Par contre, un terrain sans dispositif d’arrosage automatique mais équipé d’un arroseur automoteur type Rollcart, est regarni avec trois approches différentes, qui nécessitent autant de matériels. Tout d’abord, un regarnisseur à faible densité de pointes permet de placer plus profondément les semences dans les sol, jusqu’à 4 à 5 cm de profondeur.
De son côté, le regarnissage en ligne, avec des outils à lames rotatives est efficace sur sol sec et dur. L’inconvénient est la visibilité des lignes. Troisième technique : aérer ou carotter le sol, puis regarnir avec un ‘Joker’ équipé du kit semoir ou du ‘Précis’. Hege ne saurait que vous recommander cette méthode.
Dans tous les cas, le mode opératoire est identique. Avant une opération de regarnissage, il est conseillé de verticuter, de défeutrer, de carotter ou de décompacter le sol, tout en repérant l’emplacement des arroseurs, des fourreaux ou autres points durs. Après avoir correctement étalonner le matériel à disposition, de façon à respecter les doses préconisées par les semenciers, l’opérateur doit semer en passages simples ou croisés. A condition que le couvert végétal soit sec et le sol porteur. Dernier conseil : en période de déficit hydrique et d’évaporation, il est primordial de maintenir un lit de semences humique jusqu’à sa complète installation.

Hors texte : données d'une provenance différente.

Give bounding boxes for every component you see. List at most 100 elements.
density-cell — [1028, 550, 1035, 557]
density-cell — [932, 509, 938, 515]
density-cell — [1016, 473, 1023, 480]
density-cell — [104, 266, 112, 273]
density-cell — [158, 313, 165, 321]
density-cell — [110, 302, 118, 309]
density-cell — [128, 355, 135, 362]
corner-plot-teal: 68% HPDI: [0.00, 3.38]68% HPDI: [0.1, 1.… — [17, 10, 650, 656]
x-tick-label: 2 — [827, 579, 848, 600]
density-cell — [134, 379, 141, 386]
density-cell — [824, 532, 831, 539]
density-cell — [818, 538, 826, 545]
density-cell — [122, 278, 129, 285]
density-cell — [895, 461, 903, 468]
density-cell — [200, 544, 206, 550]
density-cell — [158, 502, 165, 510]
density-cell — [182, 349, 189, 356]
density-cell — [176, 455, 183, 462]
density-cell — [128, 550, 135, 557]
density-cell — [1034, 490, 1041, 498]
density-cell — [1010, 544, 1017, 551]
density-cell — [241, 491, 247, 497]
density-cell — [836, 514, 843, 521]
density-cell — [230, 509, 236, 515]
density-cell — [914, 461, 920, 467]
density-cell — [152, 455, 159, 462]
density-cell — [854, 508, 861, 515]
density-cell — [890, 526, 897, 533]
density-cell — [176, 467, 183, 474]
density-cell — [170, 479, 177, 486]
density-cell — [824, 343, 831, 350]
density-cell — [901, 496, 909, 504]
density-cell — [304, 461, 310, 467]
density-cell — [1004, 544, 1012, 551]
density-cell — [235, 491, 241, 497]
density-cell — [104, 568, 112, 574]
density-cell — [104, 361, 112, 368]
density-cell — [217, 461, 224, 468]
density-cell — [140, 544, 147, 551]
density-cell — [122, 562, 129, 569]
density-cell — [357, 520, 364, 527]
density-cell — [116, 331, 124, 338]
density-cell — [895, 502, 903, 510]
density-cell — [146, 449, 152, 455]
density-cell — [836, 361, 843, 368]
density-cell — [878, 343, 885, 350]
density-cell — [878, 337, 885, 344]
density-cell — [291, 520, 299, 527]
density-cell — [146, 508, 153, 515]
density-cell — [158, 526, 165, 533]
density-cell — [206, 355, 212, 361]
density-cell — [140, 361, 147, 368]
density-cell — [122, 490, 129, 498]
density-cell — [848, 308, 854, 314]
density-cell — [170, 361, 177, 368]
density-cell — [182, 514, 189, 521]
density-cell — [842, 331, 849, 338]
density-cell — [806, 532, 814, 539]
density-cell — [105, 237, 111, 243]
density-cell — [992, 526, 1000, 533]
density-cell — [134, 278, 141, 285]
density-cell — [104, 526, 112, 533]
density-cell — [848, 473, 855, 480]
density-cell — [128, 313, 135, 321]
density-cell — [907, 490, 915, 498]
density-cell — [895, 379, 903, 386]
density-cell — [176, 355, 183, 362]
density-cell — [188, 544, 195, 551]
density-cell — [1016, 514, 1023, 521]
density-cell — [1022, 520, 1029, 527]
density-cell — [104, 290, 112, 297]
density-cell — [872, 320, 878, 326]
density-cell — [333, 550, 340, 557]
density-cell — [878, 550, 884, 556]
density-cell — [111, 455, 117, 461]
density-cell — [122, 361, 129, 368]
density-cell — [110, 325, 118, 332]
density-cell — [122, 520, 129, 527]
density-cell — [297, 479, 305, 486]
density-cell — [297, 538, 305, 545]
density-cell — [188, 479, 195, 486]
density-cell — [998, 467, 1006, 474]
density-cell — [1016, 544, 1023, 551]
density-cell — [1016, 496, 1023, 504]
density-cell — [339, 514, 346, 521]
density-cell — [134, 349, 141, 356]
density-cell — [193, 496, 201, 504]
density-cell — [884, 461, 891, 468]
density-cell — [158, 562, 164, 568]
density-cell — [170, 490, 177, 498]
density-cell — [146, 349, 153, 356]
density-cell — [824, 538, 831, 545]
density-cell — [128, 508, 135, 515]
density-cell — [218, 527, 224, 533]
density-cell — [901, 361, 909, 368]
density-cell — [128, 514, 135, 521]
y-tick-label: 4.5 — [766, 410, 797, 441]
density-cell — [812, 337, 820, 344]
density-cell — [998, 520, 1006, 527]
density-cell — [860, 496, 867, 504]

En résumé, à l’heure où la canicule sévit chaque été dans toute la France, les professionnels sont invités à multiplier les interventions de regarnissage. D’autant plus que les surfaces de jeu sont de plus en plus sollicitées, parfois surfréquencées, et mises à rude épreuve. Quoi de plus légitime alors que de regarnir un gazon. En tout cas, les solutions végétales et techniques ne manquent pas chez Hege.